Am I reading this right? Your line 10 that gives you the error is
open FILE, "$file" or die "Unable to open files";
And the $file you are trying to read, according to line 6,
#files = grep(/\.*$/,readdir(DIR));
is a file that ends with zero or more dot. Is this what you really wanted? This basically matches every file in the directory, including "." and "..". Maybe you don't have enough permission to open the parent directory for reading?
EDIT: if you only want to read all files (including hidden ones), you might want to use something like the following:
opendir(DIR, ".");
#files = readdir(DIR);
closedir(DIR);
foreach $file (#files) {
if ($file ne "." and $file ne "..") {
open FILE, "$file" or die "cannot open $file\n";
# do stuff with FILE
}
}
Note that this doesn't take care of sub directories.

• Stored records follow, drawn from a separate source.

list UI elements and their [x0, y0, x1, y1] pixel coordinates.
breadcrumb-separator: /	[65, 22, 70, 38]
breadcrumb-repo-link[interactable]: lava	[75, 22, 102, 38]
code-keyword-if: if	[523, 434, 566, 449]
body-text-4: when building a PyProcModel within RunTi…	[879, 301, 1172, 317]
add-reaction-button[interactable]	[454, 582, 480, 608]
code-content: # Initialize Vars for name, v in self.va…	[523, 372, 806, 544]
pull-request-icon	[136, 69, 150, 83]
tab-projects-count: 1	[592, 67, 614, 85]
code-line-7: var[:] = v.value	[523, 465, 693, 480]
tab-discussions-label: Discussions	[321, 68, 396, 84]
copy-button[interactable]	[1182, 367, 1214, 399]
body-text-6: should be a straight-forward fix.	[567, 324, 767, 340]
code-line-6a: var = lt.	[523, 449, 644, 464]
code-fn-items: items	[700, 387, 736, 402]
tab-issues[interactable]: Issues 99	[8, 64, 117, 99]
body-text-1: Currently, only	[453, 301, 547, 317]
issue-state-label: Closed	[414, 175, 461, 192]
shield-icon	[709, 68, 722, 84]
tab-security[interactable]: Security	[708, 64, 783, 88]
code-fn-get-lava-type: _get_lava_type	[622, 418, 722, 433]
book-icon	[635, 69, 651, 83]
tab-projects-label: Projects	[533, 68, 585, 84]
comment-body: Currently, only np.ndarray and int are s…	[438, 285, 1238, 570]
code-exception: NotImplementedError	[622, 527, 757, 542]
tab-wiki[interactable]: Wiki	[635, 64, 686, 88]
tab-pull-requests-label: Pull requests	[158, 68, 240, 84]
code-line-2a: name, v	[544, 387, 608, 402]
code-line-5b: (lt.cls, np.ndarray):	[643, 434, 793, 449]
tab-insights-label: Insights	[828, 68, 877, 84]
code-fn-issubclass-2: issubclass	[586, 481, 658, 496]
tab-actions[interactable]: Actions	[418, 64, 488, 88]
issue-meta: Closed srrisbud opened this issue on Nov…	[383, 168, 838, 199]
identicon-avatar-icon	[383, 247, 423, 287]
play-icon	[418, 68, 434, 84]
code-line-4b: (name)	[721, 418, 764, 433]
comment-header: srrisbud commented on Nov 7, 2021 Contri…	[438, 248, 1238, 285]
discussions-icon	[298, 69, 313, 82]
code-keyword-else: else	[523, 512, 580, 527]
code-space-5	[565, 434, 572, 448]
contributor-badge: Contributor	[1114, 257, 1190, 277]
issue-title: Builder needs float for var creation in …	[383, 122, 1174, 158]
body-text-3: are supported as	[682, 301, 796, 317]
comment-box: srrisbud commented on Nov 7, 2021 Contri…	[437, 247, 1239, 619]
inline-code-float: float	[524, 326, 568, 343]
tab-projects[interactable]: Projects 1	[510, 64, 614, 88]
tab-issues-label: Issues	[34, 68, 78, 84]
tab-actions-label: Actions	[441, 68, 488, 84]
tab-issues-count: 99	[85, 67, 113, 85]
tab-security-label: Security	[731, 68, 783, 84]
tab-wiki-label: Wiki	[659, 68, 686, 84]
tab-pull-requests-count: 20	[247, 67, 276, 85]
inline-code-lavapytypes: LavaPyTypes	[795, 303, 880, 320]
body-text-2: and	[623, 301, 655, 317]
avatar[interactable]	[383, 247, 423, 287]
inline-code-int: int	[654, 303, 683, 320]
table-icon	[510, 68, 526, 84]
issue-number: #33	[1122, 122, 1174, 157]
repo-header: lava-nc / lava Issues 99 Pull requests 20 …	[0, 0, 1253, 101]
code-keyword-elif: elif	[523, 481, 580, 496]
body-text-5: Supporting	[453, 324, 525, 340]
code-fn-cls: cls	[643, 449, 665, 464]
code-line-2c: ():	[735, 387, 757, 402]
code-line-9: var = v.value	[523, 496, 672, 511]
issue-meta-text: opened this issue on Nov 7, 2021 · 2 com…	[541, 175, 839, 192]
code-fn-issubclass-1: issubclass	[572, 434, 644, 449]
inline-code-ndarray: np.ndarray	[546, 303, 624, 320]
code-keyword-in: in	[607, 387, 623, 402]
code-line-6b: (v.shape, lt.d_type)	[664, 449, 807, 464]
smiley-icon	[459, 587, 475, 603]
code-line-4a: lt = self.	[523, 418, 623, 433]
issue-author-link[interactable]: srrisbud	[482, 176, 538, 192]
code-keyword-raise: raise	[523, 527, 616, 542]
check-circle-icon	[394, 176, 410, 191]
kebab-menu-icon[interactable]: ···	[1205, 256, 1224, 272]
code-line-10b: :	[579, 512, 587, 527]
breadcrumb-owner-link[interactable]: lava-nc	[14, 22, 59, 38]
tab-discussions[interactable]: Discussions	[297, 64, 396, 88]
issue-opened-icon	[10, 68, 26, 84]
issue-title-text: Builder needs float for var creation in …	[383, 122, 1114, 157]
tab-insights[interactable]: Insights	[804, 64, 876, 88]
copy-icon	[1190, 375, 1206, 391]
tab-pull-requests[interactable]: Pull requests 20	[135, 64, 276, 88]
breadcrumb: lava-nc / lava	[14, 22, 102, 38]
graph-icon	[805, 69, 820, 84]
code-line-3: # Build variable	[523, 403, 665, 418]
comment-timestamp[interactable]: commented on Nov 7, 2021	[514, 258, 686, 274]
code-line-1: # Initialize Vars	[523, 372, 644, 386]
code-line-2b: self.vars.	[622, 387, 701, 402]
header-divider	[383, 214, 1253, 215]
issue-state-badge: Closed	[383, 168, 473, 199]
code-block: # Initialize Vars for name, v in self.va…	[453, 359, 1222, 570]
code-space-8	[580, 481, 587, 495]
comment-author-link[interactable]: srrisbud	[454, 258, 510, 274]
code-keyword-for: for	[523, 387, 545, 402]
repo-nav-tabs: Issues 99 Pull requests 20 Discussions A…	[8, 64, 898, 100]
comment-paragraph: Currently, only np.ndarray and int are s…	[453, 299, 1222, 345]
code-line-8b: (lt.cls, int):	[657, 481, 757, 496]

I know I am way late to this discussion (ran across it while searching for grep related posts) but I am going to answer anyway:
It isn't specified clearly if these are web server logs (Apache, IIS, W3SVC, etc.) but the best tool for mining those for data is the LogParser tool from Microsoft. See logparser.com for more info.
LogParser will allow you to write SQL-like statements against the log files. It is very flexible and very fast.
Use perl from the command line, like a better grep
perl -wnl -e '/12.211.23.200/ and print;' *.log > output.txt
the benefit here is that you can chain logic far easier
perl -wnl -e '(/12.211.23.20[1-11]/ or /denied/i ) and print;' *.log
if you are feeling wacky you can also use more advanced command line options to feed perl one liner result into other perl one liners.
You really need to read "Minimal Perl: For UNIX and Linux People", awesome book on this very sort of thing.
First, use grep.
But if you don't want to, here are two small improvements you can make that I haven't seen mentioned yet:
1) Change:
#files = grep(/\.*$/,readdir(DIR));
to
#files = grep({ !-d "$dir/$_" } readdir(DIR));
This way you will exclude not just "." and ".." but also any other subdirectories that may exist in the server log directory (which the open downstream would otherwise choke on).
2) Change:
print if /12.211.23.200/;
to
print if /12\.211\.23\.200/;
"." is a regex wildcard meaning "any character". Changing it to "\." will reduce the number of false positives (unlikely to change your results in practice but it's more correct anyway).